Day 18 – IR Process Overview
Objective: Review the incident response (IR) lifecycle stages and how they apply to phishing incidents.
Challenge Description: After identifying the phishing email and its payload, outline the IR workflow your SOC follows. This includes preparation, detection, containment, eradication, recovery, and lessons learned. For example, confirm that email filters and user training (Preparation) are in place. Then detail how the team handled this phishing attempt from initial detection through cleanup. Tools: Reference IR plans, SIEM dashboards, logs (email logs, endpoint logs), communication channels. Use Thunderbird just to show evidence of the phishing mail, but focus on the IR process itself.
Steps to Solve: 1. Preparation: Review policies and tools in place before the incident (email filtering, training, playbooks). 2. Detection & Analysis: Show how the phishing email was detected (e.g. user report or automated alert) and analyzed (as per Days 16–17). Document indicators (email headers, URLs, attachments) from analysis. 3. Containment: Explain how you stopped the threat.

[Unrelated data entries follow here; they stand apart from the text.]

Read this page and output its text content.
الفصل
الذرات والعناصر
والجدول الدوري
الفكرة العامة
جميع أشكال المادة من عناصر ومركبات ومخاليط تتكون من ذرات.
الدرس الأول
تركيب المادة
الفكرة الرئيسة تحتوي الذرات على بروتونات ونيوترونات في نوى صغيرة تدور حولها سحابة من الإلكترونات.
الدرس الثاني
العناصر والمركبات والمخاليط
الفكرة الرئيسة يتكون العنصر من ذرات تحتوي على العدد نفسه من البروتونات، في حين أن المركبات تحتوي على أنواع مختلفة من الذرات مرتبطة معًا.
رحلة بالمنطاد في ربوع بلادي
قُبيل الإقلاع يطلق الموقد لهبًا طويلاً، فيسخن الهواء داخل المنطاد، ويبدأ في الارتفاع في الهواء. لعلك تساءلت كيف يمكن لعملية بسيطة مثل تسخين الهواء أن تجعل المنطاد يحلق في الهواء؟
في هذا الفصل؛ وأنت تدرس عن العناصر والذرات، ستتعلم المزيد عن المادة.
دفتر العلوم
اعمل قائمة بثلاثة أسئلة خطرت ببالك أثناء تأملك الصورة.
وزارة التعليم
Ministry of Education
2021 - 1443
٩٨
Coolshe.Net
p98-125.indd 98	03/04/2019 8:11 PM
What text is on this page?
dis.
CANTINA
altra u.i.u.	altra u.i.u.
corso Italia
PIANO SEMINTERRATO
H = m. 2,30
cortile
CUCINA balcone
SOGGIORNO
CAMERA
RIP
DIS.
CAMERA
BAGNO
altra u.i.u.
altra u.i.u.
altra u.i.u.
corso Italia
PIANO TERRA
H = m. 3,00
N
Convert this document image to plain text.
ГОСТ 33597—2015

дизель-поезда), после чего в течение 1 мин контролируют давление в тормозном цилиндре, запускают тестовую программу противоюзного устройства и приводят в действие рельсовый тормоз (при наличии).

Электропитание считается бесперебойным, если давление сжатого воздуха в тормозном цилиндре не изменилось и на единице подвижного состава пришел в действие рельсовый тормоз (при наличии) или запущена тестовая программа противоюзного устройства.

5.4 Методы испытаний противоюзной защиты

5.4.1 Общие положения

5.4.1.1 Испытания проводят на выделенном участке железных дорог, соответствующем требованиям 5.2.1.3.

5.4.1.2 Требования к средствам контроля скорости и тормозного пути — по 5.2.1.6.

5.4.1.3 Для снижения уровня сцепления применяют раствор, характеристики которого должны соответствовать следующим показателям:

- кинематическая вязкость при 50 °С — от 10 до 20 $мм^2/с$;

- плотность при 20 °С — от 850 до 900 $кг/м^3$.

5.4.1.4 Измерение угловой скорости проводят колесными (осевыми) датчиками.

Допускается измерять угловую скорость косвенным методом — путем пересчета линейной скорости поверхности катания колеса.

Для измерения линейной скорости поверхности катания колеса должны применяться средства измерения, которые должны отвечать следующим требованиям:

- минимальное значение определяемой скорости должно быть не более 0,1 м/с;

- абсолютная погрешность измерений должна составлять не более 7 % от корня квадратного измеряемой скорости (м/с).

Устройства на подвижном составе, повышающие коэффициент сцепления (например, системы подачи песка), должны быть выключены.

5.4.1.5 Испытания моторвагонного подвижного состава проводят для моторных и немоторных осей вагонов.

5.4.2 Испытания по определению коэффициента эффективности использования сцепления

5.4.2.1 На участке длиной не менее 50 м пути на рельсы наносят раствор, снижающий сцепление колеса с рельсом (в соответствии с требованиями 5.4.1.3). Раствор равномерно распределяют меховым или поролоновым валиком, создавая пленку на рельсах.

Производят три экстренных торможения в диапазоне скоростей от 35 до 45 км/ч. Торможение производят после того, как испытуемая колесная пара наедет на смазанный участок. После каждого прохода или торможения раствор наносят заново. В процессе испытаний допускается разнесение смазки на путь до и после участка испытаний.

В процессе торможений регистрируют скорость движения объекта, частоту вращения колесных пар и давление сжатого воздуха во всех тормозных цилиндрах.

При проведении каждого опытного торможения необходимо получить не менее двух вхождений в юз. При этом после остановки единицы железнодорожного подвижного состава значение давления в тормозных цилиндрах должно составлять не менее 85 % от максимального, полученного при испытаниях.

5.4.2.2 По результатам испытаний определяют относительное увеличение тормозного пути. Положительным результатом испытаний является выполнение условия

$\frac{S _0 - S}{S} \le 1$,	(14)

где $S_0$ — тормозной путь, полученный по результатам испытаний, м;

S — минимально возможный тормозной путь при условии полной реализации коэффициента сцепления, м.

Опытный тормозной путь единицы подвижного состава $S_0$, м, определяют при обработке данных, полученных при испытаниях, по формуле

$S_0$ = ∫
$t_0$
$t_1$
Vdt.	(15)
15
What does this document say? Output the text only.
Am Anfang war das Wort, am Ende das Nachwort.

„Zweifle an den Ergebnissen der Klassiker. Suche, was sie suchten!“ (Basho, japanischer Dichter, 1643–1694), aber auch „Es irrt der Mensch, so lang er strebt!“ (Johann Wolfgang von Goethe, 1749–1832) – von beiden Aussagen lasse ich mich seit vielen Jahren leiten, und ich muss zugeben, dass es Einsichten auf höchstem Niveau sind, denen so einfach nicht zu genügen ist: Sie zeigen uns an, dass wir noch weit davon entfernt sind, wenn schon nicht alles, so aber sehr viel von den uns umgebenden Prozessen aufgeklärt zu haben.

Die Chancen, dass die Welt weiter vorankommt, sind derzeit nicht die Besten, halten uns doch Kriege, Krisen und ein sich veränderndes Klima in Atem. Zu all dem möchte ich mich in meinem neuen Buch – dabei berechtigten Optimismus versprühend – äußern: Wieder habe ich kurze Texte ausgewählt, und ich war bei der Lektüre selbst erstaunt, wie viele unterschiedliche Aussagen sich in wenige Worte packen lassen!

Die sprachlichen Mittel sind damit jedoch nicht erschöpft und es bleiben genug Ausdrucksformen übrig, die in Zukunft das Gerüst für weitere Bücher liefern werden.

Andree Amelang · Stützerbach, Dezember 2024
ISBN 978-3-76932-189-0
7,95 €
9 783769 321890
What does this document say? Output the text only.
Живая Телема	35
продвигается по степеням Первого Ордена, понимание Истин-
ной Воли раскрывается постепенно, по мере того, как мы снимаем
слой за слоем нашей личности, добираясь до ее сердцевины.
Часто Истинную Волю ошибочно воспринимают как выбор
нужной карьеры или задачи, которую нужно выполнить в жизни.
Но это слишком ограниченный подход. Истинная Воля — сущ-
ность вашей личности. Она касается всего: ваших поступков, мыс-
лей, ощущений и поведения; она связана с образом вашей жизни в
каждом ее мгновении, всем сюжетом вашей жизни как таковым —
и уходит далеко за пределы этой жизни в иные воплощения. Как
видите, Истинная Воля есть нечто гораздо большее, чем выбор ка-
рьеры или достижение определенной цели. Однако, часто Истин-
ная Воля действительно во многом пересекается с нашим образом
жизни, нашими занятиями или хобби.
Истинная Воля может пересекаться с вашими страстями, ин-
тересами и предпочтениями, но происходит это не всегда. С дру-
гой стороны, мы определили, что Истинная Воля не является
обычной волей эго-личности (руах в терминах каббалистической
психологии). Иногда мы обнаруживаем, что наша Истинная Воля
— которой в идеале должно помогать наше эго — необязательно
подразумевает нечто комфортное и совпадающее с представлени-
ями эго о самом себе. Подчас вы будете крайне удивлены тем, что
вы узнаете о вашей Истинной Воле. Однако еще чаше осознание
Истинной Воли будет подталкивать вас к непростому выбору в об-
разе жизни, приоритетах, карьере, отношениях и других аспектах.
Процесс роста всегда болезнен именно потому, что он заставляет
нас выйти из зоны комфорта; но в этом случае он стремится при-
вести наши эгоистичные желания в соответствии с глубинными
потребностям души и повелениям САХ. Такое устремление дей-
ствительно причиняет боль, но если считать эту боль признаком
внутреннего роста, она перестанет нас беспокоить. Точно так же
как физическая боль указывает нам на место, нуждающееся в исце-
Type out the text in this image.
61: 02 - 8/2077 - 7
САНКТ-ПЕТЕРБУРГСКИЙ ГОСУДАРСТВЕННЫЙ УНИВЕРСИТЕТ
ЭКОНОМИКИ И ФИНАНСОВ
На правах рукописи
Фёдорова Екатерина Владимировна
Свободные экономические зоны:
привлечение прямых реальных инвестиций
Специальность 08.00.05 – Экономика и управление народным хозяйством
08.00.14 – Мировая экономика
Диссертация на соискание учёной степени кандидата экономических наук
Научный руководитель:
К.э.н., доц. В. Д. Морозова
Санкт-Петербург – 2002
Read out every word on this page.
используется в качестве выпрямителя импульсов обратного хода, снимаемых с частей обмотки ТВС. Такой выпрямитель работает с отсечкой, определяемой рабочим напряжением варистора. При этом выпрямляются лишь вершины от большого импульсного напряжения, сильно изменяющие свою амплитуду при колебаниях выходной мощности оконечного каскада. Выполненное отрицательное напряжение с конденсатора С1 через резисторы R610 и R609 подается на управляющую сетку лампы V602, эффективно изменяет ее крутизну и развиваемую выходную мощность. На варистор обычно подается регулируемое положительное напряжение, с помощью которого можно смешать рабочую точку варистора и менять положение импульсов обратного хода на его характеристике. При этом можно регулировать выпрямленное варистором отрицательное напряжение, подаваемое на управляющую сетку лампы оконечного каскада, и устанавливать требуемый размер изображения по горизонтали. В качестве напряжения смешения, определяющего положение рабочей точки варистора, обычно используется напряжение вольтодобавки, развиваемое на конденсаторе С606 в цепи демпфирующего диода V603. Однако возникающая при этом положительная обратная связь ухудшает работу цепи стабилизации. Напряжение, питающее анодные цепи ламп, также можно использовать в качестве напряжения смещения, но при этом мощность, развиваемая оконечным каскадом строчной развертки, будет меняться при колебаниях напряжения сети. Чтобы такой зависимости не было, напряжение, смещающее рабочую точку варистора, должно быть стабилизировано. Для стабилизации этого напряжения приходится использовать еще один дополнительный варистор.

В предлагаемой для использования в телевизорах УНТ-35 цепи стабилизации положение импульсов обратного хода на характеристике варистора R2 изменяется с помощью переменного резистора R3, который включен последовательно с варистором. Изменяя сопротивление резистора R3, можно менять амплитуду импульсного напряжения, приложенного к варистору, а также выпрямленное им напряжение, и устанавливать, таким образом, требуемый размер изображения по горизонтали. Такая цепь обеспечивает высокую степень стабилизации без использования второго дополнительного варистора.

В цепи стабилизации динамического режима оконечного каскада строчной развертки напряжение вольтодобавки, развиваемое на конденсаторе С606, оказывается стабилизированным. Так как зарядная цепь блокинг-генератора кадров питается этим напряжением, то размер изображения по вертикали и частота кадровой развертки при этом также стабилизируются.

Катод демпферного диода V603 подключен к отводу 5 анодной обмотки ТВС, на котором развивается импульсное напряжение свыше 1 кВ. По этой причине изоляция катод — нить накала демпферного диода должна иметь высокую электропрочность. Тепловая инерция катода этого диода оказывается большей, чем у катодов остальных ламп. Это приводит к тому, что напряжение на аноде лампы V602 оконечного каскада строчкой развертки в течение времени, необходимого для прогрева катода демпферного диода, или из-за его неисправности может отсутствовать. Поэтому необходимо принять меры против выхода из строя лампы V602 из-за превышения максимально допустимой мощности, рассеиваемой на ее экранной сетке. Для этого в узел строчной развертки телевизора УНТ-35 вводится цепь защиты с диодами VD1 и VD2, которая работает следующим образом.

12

For a phishing email, this may include blocking the sender’s domain/IP, quarantining the email across the organization, resetting affected credentials, and isolating any infected endpoints. 4. Eradication: Describe removing the threat from affected systems (e.g. deleting malicious files, removing malware registry entries, uninstalling backdoors). Update email and endpoint signatures using identified IOCs. 5. Recovery: Restore normal operations. If any systems were taken offline or credentials changed, ensure they are clean and functioning. Continue to monitor for re-infection (e.g. the CoGUI kit used evasion, so extra vigilance is needed[11]). 6. Lessons Learned: Document what went well and improvements. For example, refine email filtering rules, update user training examples, and add logging if any gaps were found.
Simulated Lab: The IR timeline might be: 10:00 AM – Analyst receives the phishing report (Stage 1 Detection). 10:15 AM – Analyst extracts IOCs and confirms maliciousness (Stage 2 Analysis). 10:30 AM – Domain malicious-example.com is added to email block list; all similar emails are purged (Containment). 11:00 AM – The attachment on a test endpoint is removed, antivirus is run, and passwords for any clicked accounts are reset (Eradication). 11:30 AM – Systems are restored to normal. 12:00 PM – Team holds a quick after-action review: policies and user awareness are noted for improvement (Post-Event).
According to NIST/SP 800-61, incident response involves five phases: Preparation, Detection & Analysis, Containment, Eradication/Recovery, and Post-Incident[12]. As one reference notes, “Incident response (IR) is the process by which an organization handles a data breach or cyberattack…to quickly identify an attack, minimize its effects, contain damage, and remediate the cause”[13]. Throughout this scenario, maintain documentation of each step and use SIEM logs or EDR alerts to verify that the malware is gone and no new alerts appear (leveraging endpoint logs as needed).
Key Citations: A structured IR approach (Preparation, Detection/Analysis, Containment, Eradication, Recovery, and Lessons Learned) is recommended by NIST/SANS[12][14]. Effective IR “quickly identify[s] an attack, minimize[s] its effects, contain[s] damage, and remediate[s] the cause”[13].